I know I am very lucky to finally have my own work space. When I first started machine knitting, I used my antique dining room table for over a year. Then I had a desk for three years. Then we moved here and I was able to have my own space, and of course, have expanded my yarn and machine collection to fill that space.
That means though, when something happens to my space, it's a complete disruption in my creative life. And that's another thing that's been messing with my life lately!
Another leak in the basement. We had the first one about 8 months after moving in. We wondered why there was water damage on the bottom of the bar when we moved in. Then we found out!
The bar was taken out and the wall repaired, though left unstudded. We were going to do some cosmetic work in the basement, since it was already "finished". Then my husband started fixing somethings and he couldn't tolerate the poor (and unsafe) job that had been done and it's turned into a total gut. Bit by bit though.
I've had my studio space fairly well organized, though a little cluttered since it was also serving as storage space. It tended to be cold and a little damp down there, with not a whole lot of natural light. We've toyed with the idea of moving my space to my son's bedroom upstairs and making him a bedroom downstairs....but I'm not ready for a teen hermit :)
One day in early March, after a warm spell, I was down in my area getting some yarn. I noticed that the laminate floor was pouffy and raised in areas near an outside wall. It had the same look as when the drain pipe came off the furnace and we had a little river. And, even worse, if I stood in one spot, my foot got damp!
I cleaned up, and moved things around for when Rob got home. This was not on our agenda for quite some time, but you can't leave a water leak!
First he cut a hole in the wall to see where the leak was. It wasn't where he thought it'd be!
I encouraged him to take up the floor and he had to start over by the back wall (inside wall). The drain area seemed fine, so it wasn't a back up.

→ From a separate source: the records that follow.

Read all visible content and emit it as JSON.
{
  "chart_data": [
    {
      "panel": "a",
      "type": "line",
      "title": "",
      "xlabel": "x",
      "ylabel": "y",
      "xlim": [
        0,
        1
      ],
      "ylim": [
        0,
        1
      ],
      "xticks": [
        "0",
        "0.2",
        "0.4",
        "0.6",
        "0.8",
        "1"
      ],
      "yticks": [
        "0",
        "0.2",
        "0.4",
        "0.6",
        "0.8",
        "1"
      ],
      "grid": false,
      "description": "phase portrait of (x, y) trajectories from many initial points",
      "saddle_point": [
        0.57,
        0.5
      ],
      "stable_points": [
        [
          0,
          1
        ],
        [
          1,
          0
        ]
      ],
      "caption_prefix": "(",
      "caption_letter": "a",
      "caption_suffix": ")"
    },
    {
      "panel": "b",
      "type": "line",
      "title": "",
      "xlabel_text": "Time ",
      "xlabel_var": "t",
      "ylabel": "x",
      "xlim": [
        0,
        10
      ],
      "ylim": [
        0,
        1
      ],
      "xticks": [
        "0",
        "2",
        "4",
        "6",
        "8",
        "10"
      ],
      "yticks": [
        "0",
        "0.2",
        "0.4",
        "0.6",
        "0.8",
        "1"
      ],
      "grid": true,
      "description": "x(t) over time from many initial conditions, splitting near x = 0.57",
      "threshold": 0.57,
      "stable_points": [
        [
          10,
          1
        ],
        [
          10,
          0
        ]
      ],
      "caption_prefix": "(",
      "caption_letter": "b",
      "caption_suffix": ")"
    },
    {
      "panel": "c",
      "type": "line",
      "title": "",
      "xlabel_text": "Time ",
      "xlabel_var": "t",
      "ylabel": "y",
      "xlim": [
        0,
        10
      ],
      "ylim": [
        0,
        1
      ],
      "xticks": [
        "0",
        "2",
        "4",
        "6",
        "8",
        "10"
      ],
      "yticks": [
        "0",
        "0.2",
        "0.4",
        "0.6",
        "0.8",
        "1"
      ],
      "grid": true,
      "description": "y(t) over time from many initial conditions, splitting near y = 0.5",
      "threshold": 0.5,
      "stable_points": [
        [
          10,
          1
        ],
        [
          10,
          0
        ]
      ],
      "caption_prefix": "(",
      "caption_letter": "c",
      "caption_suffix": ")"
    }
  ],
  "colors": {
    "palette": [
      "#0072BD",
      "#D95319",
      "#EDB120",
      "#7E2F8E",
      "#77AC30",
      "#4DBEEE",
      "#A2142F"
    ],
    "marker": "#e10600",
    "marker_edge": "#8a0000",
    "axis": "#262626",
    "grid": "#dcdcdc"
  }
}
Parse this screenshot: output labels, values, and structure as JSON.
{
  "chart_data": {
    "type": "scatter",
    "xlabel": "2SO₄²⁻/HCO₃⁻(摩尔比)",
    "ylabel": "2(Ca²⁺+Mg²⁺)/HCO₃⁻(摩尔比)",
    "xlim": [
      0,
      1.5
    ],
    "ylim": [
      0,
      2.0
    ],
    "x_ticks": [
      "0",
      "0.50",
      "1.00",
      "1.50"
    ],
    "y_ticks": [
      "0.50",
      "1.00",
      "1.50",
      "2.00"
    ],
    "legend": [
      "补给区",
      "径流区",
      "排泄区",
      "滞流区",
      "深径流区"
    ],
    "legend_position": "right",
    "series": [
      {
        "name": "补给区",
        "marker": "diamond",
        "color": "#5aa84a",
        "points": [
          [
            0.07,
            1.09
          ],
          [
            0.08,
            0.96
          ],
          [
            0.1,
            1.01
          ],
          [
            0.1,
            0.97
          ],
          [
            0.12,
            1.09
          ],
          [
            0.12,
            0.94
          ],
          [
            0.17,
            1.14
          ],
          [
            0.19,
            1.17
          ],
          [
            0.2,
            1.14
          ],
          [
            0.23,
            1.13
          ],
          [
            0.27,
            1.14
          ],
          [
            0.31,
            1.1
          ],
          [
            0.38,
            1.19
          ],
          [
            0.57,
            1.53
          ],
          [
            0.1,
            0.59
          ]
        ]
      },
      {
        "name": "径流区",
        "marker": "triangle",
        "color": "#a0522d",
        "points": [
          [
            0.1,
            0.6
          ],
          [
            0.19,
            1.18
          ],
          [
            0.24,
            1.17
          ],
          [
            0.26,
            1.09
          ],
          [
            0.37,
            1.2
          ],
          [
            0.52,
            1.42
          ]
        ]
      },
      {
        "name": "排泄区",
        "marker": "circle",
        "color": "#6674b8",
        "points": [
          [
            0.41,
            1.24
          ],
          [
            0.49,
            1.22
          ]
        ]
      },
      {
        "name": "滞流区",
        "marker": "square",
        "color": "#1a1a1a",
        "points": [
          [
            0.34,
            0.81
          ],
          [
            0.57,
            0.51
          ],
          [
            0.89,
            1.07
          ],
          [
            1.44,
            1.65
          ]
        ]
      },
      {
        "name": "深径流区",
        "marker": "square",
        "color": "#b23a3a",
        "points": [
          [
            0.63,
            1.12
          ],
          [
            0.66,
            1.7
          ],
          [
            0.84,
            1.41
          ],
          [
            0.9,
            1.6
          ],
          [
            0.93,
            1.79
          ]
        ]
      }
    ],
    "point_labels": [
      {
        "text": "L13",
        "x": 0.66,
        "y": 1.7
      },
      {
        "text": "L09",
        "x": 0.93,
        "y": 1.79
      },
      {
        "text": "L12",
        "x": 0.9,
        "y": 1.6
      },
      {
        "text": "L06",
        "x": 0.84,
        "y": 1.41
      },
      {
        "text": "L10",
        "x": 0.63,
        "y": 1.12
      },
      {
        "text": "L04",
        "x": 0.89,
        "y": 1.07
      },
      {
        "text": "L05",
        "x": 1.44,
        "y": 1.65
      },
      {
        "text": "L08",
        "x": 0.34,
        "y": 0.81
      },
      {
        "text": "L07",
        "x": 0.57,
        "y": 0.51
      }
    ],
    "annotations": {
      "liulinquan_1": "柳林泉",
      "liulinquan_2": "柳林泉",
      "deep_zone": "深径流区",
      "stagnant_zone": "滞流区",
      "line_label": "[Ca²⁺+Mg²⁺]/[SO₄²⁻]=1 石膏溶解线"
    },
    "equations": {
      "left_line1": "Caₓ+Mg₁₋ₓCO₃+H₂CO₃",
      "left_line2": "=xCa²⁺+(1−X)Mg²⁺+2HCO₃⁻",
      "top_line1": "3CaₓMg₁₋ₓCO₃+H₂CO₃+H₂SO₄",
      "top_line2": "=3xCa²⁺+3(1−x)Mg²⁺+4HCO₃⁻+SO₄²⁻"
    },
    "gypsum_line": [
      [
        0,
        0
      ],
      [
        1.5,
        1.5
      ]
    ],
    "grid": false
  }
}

However, the previous people had put cardboard under the laminate, and it was wet and moldy and smelly.The cardboard came up and we found plastic duct taped to the floor. There was water under the plastic. And boy, was it stinky. This is only a small area of water damage, but I couldn't stand the smell. I can't fathom what a whole flood would do!
All the wet floor was taken up, and the rest of the lower wall removed. We found this area that had been patched with tar. We left it for a day, and sure enough, there was a river soon!
They had only "fixed" the lower half of the wall, but the crack went all the way to the ceiling!
Rob had to grind off the tar (smelly!), put in these plastic "nipples", and fill the crack with expanding foam.
Well, this is where the crack meets the outside! See the little bit of tar (I don't think that's the right word) they had painted on?!
Once the foam hardens, the nipples are cut off and the crack is cemented over.
Once this job was done, Rob finished up framing a storage room and most of my bins moved there after I sorted stuff out.
This is MOST of my yarn. I didn't include the yarn in the six bins in the cubby unit (the black bags are the yarn that was in the open cubbies). Also not included is all my cone yarns and my yarn that was already upstairs waiting for work.
I ended up with 6 of those big (86gallon?) bins, and yarn piled on top of them too. I culled some out, hoping to sell it on kijiji.ca but no takers. Not stuff I really want to give away free though.
I can finally get back to business down there, though I don't even know what I want to do first...there's so many things I want to do (especially after fondling nearly ALL my yarn!). There's also some sewing I want to do. I feel a little overwhelmed. So, I bought two 50gr balls of cheap yarn at a discount store. $2.26. LOL.
Yarn In: 100gr + 5092gr = 5192gr
Yarn Out: 1504gr
Balance: 3688gr more brought IN than out
Cost: $2.26 + $155.71 = $157.97/93 days = $1.70/day
While I am at about half of what I brought IN compared to last year (much of that was a donation), I am at way less for output. Partly because I haven't totalled up a bunch of stuff yet, and I've been making a lot of little hats that use only 40-50gr each. Need to do some more big stuff!